- Died: 400 AD
- Allegiance: Eastern Roman Empire
- Service: 380-400
- Rank: Magister militum per Orientem
- Conflicts: Battle of the Frigidus Revolt of Alaric I Gothic Revolt of Tribigild

= Gainas =

4th-century Gothic military leader

Gainas (?-400 AD, Greek: Γαϊνάς) was a Gothic leader who served the Eastern Roman Empire as magister militum during the reigns of Theodosius I and Arcadius. He played an important role in the events in the eastern part of the empire by the end of the 4th century.

==Career==

Gainas began his military career as a common foot-soldier, but later commanded the barbarian contingent of Theodosius' army against the usurper Eugenius in 394. Under the command of Gainas, a man of "no lineage", was the young Alaric of the Balti dynasty.

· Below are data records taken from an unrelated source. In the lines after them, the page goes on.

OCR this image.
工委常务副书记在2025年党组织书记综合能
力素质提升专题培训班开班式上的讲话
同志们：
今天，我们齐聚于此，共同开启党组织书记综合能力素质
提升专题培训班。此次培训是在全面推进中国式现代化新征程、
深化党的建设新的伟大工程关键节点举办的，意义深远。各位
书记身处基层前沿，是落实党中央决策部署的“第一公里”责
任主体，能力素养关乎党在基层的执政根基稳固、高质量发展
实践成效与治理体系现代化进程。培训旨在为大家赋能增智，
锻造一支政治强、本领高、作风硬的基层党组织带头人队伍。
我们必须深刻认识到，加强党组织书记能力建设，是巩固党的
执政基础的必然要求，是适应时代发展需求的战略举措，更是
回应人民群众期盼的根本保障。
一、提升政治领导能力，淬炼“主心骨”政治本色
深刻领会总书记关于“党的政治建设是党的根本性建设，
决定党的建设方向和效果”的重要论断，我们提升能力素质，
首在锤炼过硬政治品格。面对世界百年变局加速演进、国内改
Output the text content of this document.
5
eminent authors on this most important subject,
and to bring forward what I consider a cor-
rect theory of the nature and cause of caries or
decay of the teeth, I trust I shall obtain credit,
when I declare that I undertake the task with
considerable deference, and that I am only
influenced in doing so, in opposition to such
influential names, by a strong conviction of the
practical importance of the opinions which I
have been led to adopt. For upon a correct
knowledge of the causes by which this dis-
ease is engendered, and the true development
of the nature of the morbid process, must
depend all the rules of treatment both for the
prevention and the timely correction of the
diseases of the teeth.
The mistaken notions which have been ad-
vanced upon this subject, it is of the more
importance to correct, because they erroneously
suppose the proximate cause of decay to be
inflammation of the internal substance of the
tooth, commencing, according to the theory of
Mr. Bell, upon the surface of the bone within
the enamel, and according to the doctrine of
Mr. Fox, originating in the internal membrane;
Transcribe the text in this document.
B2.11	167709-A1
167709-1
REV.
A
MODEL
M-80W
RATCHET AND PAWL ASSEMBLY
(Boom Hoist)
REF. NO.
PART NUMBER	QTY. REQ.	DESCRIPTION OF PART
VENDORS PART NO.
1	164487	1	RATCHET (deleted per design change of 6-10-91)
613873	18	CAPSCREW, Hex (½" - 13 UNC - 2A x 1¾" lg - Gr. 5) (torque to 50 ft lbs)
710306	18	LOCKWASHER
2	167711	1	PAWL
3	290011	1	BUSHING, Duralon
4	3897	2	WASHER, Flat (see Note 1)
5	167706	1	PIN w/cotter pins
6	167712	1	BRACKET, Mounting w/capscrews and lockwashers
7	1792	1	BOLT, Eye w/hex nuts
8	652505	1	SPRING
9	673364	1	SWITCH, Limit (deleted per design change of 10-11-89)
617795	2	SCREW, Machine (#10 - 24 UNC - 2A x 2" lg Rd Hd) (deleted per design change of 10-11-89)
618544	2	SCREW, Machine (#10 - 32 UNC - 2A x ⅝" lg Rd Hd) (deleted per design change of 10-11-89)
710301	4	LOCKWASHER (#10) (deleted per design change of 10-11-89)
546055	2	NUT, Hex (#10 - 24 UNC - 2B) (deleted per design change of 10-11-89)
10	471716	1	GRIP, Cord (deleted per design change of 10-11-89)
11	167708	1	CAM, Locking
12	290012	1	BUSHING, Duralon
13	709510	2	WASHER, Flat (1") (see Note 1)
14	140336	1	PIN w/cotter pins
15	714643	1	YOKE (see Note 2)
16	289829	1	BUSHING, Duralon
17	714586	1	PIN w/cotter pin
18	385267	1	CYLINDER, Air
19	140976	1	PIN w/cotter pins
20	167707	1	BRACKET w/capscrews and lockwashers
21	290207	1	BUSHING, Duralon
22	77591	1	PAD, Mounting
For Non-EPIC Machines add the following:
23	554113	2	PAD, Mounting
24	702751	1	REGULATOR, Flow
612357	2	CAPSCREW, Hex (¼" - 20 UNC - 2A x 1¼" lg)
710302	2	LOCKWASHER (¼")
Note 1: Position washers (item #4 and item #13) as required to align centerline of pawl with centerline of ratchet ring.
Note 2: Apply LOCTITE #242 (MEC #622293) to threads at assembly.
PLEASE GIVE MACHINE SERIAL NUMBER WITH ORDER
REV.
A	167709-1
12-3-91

In 395, during the Revolt of Alaric I, Stilicho sent him with his troops, under the cover of strengthening the armies of the East, to depose the prefect Rufinus, who was hostile to Stilicho. Gainas murdered Rufinus, but the eunuch Eutropius, who was likewise Stilicho's enemy, gained power. Gainas remained mostly unrewarded by the influential eunuch, which increased his resentment.

Reconstruction of the column of Arcadius. The frieze reliefs show the defeat of Gainas

In 399 he finally rose in stature by replacing magister militum Leo. This was after the latter failed to quell the insurrection of the Ostrogoths in Asia Minor, led by the chieftain Tribigild, who was also hostile to Eutropius. Gainas too failed to put down the invasions; according to some sources, Gainas was conspiring with Tribigild in order to effect the downfall of Eutropius. After suffering repeated failures against the Ostrogoths, who continued devastating the provinces of Asia Minor, Gainas advised Arcadius to accept Tribigild's terms, which included the death of Eutropius. Gainas then showed his true colors, openly joining Tribigild with all his forces; he forced Arcadius to sign a treaty whereby the Goths would be allowed to settle in Thrace, entrusted with the defense of that frontier against the barbarians beyond the Danube. Gainas proceeded to install his forces in Constantinople, where he ruled for several months. He attempted in effect to copy the success of Stilicho in the West and posed a danger to the survival of the Eastern Roman Empire. He deposed all the anti-Goth officials and had Eutropius executed, though he had previously only been banished; after the intervention of St. John Chrysostom the others were spared.

While a somewhat competent military commander, the zealous Arian Gainas was patently unable to administer a city of 200–400,000 whose Greco-Roman populace intensely resented barbarian Goths and Arian Christians. Gainas' compromises with Tribigild, a fellow Goth and possibly a kinsman, led to rumors that the two were in collusion; when he returned to Constantinople in 400, riots broke out. He attempted to evacuate his soldiers but even then the citizens of Constantinople managed to trap and kill 7,000 armed Goths.

In response, Gainas and his forces attempted to flee back across the Hellespont, but their rag-tag ad hoc fleet was met and destroyed by another Goth in Imperial service, Fravitta, who was subsequently made consul for 401 but was later accused of treason and executed as well. After this battle, Gainas fled across the Danube and was caught by the Huns under Uldin. Gainas was killed, and his head was sent by Uldin to Arcadius c. 400 as a diplomatic gift.

After the revolt, Arcadius erected the Column of Arcadius, on which friezes depicted his triumph over Gainas.

Gainas' usurpation is the subject of the Egyptian Tale and might also be the subject of the speech On Imperial Rule by Synesius of Cyrene who may have represented an anti-barbarian faction within the Byzantine nobility.

Herwig Wolfram, the historian of the Goths, notes that the death of Gainas marks an end to the relatively pluralistic Gothic tribal development with independent warbands: "thereafter only two ethnogeneses were possible: that of the Roman Goths within the empire and that of the Hunnic Goths at its doorstep".